Japanese stunt rider Hiroyuki Ogawa is back to wow crowds at the Singapore Bike Show 2016
SINGAPORE — The Singapore Bike Show 2016 kicks off tomorrow at Singapore Expo Hall 4, but there’ll be more to see than just two-wheelers standing around.
Instead, if you want to watch what a motorcycle is capable of in skilled hands, Japanese stunt rider Hiroyuki Ogawa will be happy to show you.
It’s his second appearance in Singapore, and this year he’ll be performing his staple of wheelies, stoppies, doughnuts and other tricks on a Triumph Street Triple.
But Oga, as the Mah Pte Ltd-sponsored rider likes to be called, has a steep hill to climb. The Triumph is a different animal altogether from his regular stunt machine, a Kawasaki ZX-6R,
“The ZX-6 R is four-cylinder and 636cc, but the Triumph is 675cc and three-cylinder, so this difference is a very big problem for stunt riding.

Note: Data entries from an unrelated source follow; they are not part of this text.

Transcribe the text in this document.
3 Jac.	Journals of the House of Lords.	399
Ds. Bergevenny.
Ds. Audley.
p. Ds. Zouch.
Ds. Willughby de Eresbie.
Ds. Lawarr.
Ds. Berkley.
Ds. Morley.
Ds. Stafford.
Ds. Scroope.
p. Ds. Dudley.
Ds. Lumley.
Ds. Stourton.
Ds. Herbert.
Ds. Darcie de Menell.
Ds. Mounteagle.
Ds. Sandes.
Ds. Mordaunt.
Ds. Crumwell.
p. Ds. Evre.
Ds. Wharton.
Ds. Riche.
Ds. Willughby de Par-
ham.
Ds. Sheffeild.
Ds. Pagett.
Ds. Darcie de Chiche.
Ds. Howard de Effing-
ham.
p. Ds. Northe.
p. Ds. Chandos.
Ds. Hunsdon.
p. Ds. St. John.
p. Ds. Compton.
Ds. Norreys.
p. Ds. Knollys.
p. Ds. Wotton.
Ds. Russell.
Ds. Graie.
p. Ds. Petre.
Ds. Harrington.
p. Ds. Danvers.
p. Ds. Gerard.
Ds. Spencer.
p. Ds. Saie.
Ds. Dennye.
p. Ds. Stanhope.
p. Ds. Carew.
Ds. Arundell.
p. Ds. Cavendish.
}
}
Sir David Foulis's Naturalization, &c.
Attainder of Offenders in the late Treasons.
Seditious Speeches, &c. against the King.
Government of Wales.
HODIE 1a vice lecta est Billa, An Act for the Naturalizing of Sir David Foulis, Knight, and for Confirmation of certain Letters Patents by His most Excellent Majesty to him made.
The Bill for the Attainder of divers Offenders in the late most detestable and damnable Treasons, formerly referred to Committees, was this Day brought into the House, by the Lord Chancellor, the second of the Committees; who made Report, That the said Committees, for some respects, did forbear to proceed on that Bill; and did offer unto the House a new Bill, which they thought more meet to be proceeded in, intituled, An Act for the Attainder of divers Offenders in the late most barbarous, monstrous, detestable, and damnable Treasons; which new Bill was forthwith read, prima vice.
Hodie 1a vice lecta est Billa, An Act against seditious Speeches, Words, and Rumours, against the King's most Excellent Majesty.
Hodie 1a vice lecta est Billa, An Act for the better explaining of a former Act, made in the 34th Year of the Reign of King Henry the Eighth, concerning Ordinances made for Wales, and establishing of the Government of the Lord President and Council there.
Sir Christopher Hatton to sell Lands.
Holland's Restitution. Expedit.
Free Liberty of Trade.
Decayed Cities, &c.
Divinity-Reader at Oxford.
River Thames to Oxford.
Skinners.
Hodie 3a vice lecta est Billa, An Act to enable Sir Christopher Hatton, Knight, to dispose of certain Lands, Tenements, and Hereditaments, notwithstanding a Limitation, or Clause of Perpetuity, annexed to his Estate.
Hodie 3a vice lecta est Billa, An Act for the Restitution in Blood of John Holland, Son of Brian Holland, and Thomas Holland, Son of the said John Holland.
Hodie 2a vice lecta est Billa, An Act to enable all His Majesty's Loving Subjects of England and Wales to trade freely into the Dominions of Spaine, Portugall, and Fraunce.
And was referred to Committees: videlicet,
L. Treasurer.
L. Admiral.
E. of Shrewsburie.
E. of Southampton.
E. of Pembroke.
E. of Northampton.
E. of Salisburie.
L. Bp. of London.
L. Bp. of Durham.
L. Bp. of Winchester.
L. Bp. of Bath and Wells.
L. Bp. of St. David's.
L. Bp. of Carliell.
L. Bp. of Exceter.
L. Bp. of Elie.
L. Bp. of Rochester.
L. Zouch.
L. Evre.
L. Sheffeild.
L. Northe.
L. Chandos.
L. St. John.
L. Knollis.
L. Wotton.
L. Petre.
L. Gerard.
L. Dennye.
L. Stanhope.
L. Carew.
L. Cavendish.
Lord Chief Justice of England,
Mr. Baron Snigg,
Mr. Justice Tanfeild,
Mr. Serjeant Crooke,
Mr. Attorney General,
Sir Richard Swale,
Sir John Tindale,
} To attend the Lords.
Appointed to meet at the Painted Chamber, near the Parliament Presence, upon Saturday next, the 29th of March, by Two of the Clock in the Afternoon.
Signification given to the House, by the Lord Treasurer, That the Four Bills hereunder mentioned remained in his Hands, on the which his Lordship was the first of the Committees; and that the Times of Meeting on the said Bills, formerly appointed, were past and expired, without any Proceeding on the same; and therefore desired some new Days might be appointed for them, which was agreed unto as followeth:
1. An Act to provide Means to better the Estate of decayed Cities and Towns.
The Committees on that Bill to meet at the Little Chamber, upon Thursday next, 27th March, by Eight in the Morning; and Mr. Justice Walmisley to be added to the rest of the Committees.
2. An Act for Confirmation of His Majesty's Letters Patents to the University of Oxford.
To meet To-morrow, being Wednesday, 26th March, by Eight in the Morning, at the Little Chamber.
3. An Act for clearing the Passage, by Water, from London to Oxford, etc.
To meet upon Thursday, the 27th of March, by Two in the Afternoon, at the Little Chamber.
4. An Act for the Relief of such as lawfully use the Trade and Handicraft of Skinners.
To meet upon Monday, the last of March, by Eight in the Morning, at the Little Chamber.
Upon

The feeling is completely different,” he says. “The Triumph’s power is too much for a ZX-6 R rider.”
Oga will be performing his stunt routine four times during the Bike Show. Appearing with another stunt rider, Aaron Twite, he’s scheduled to do his thing at 3pm and 6pm on Saturday, and 3pm and 5pm on Sunday.
His main routine won’t be too different from Twite’s own show, he says, but this time around he’ll be adding a twist: a tandem show with his girlfriend Junko, atop a Adiva AD3 three-wheeler scooter.
Local stunt riders Speedzone will also put in performances at the Singapore Bike Show. Their routine had originally included a tandem performance as well, with biker babe Vaune Phan, but a crash during practice put an end to that plan.
“It was supposed to be a surprise appearance,” says Vaune. Her routine with Speedzone would have been the first two-rider stunt show with a female rider in Singapore.
Instead, Vaune will be at the Singapore Bike Show — with her foot in a cast, thanks to a fracture from her stunt practice crash — to appear at two sharing sessions about her solo ride to Everest Base Camp. Admission to the main bike show and all live shows is free.
“I’ll be talking about the most common topics and questions that people normally ask me,” says Vaune.
As for her fracture, she shrugs it off. “It happens,” she says. “It’s quite common for stunt riders to fall.”
That’s something readily confirmed by Oga, who himself once had a nasty break in his ankle that put him in hospital for two months. He merrily shows off the surgical scar from that crash, along with countless other scars on his arms.
“Stunt riding is very dangerous, and it always has risk. During practice, I always crash. Maybe I crash 20 times in a day,” he laughs.
That’s why, he says, the most important thing for a stunt rider to have is mental resilience. “When you’re learning difficult tricks or new tricks, it’s impossible without crashing. That’s why we need a very strong mind,” he says.
A can-do attitude seems to help, too. Oga essentially taught himself how to do stunts on a bike. He was inspired by watching extreme sports videos and deciding he wanted to take up stunt riding at age 20, so he simply started by watching how-to videos. “I learned a lot from YouTube,” he says.
Would-be stunt riders in Singapore could do the same, but this weekend at least, they can do one better by watching a Japanese master in action.